Last we meet Jack Rosten. Jack struggles in school. He daydreams and doodles in his notebook. In the last week of the school year, his science teacher, Mr. Silver, gives him a choice: Retake seventh grade science (a humiliating prospect) or accompany him to Moon Shadow for two weeks to witness the eclipse and to help collect data for a cutting edge international experiment in pinpointing the existence of an exoplanet—that is, a planet outside the Solar System. Reluctantly, Jack agrees to go to the campsite.
The three forge a friendship as the eclipse approaches. Bree and Ally bond over an ill-conceived plan to get their parents to change their minds about moving. Jack responds unexpectedly to the responsibilities Mr. Silver gives him when the teacher must leave camp abruptly. Jack is also drawn to Ally’s intelligence and sunny practicality. Ally is flattered by Jack’s attention. Awkward about her appearance, she is unsure of her appeal to boys. Amid the preparations for the eclipse, Ally shows Bree the possibilities of life in the campground away from the distractions of civilization. Bree instructs Ally on survival strategies for school in a city. Together, the three pre-teens, along with their younger siblings and a camp friend of Ally’s named Ryan, complete the sophisticated experiment that helps to confirm the existence of the exoplanet.
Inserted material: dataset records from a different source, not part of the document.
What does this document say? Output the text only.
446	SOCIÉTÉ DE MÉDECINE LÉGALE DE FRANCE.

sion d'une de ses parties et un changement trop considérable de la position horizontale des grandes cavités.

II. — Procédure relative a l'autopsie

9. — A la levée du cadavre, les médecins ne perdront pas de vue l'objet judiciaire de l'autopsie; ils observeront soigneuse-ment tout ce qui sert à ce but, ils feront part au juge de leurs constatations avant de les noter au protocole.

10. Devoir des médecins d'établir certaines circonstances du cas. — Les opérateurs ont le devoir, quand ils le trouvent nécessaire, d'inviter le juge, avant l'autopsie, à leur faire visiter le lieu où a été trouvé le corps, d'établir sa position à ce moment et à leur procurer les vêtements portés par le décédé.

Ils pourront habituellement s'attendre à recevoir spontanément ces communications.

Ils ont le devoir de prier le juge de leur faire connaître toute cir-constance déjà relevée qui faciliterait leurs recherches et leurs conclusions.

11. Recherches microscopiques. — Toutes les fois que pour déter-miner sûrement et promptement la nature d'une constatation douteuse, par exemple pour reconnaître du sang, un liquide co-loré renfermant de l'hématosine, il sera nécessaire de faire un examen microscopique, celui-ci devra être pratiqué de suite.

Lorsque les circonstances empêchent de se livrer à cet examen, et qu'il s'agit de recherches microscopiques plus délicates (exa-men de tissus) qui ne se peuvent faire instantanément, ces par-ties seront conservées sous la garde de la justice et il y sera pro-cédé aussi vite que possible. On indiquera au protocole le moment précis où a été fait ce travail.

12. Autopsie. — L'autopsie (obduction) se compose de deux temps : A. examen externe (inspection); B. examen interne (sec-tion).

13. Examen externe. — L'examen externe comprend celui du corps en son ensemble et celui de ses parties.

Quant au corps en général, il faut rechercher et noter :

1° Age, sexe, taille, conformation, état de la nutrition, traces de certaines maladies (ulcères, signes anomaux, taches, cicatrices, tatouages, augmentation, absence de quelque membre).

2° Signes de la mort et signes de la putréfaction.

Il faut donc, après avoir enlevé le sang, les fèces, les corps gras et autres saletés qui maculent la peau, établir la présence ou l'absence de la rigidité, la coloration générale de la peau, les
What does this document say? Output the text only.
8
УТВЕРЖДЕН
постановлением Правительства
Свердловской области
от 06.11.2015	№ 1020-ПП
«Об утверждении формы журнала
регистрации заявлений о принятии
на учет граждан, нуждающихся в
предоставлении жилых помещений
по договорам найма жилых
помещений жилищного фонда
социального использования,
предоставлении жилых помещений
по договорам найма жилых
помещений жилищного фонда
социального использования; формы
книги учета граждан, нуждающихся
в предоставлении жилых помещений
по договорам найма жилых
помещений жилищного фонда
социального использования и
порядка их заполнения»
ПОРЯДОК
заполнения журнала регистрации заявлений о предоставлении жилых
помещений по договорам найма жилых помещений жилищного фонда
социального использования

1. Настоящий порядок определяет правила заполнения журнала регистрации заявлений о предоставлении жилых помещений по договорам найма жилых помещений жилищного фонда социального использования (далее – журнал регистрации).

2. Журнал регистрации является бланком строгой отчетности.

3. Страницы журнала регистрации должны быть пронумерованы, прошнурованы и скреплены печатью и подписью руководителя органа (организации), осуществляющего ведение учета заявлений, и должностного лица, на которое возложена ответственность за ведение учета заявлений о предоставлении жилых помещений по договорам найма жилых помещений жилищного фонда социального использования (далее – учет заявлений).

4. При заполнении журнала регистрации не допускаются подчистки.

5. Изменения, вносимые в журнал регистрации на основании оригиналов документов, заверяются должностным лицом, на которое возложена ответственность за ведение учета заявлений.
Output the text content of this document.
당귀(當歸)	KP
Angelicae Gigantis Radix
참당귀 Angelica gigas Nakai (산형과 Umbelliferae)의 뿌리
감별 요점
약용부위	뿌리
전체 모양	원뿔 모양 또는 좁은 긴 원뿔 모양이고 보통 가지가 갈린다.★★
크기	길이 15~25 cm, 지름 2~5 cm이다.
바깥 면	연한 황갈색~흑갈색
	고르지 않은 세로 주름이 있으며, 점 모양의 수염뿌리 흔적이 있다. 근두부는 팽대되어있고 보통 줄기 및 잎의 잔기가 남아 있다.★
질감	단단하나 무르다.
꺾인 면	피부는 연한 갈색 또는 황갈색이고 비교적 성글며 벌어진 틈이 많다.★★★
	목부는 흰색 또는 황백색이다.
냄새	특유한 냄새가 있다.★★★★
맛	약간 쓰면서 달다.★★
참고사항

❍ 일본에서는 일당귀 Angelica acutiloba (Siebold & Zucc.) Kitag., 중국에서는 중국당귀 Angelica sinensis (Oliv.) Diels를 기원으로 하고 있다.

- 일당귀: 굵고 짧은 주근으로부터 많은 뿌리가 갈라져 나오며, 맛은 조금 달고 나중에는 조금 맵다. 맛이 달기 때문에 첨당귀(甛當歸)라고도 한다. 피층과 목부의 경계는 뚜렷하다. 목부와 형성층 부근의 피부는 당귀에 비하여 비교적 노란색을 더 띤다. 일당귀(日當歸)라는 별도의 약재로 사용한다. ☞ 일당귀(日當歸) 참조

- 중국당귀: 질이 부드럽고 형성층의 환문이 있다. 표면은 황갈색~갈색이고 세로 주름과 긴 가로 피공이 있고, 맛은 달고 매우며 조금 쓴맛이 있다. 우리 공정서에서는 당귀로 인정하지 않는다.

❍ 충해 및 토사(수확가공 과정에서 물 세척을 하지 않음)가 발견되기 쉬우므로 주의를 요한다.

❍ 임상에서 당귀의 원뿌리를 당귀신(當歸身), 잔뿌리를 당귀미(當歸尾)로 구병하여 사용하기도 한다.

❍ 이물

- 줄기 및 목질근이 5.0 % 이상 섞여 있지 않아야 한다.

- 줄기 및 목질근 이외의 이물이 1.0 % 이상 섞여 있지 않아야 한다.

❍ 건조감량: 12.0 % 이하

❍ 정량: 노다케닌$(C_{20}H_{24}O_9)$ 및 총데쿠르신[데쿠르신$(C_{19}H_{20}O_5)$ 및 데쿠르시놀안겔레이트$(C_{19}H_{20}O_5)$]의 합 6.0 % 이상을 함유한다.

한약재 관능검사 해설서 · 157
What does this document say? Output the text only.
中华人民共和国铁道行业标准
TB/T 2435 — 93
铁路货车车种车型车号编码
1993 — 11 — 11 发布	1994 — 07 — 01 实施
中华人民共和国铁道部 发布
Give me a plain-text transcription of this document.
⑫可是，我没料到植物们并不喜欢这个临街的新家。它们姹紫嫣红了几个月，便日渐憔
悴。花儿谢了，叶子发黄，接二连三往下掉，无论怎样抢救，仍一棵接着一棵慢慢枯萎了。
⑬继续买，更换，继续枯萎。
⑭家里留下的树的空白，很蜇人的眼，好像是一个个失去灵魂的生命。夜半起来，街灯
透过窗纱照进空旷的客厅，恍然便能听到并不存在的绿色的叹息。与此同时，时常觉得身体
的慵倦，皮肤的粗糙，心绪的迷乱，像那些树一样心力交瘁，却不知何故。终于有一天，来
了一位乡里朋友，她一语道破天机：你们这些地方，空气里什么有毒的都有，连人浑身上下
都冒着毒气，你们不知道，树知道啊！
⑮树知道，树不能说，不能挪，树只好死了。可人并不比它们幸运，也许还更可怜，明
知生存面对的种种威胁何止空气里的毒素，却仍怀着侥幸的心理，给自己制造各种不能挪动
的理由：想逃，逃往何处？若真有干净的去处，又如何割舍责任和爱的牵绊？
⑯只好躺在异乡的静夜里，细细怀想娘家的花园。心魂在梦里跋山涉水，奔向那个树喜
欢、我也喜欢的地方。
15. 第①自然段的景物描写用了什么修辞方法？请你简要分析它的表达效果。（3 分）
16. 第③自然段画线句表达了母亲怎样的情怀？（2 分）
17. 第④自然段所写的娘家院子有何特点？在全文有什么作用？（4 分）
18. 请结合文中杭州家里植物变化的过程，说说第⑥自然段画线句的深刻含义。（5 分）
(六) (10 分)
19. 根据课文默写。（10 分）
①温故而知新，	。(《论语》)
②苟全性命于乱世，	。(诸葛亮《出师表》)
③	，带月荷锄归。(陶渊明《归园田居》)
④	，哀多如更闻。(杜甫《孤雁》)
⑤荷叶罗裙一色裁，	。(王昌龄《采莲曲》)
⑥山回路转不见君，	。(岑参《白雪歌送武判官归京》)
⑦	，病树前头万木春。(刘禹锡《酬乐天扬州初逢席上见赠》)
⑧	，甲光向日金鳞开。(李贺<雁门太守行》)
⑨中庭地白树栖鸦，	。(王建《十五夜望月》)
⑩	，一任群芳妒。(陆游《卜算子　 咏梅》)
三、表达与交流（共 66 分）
Each of the kids is moved by the wonder of the rare astronomical event, and each understands that the experience at the campground has changed them. Ally comes to see the importance of social interaction and the value of friendship, and she is ready for the challenges of her new life in the city. Bree learns that her value need not be defined by the appreciation and admiration of others and that she has a kind of beauty that cannot be photographed or airbrushed. Jack emerges from his private escapist world of fantasy to see the wonder of the real world and the complex rewards of opening up to others.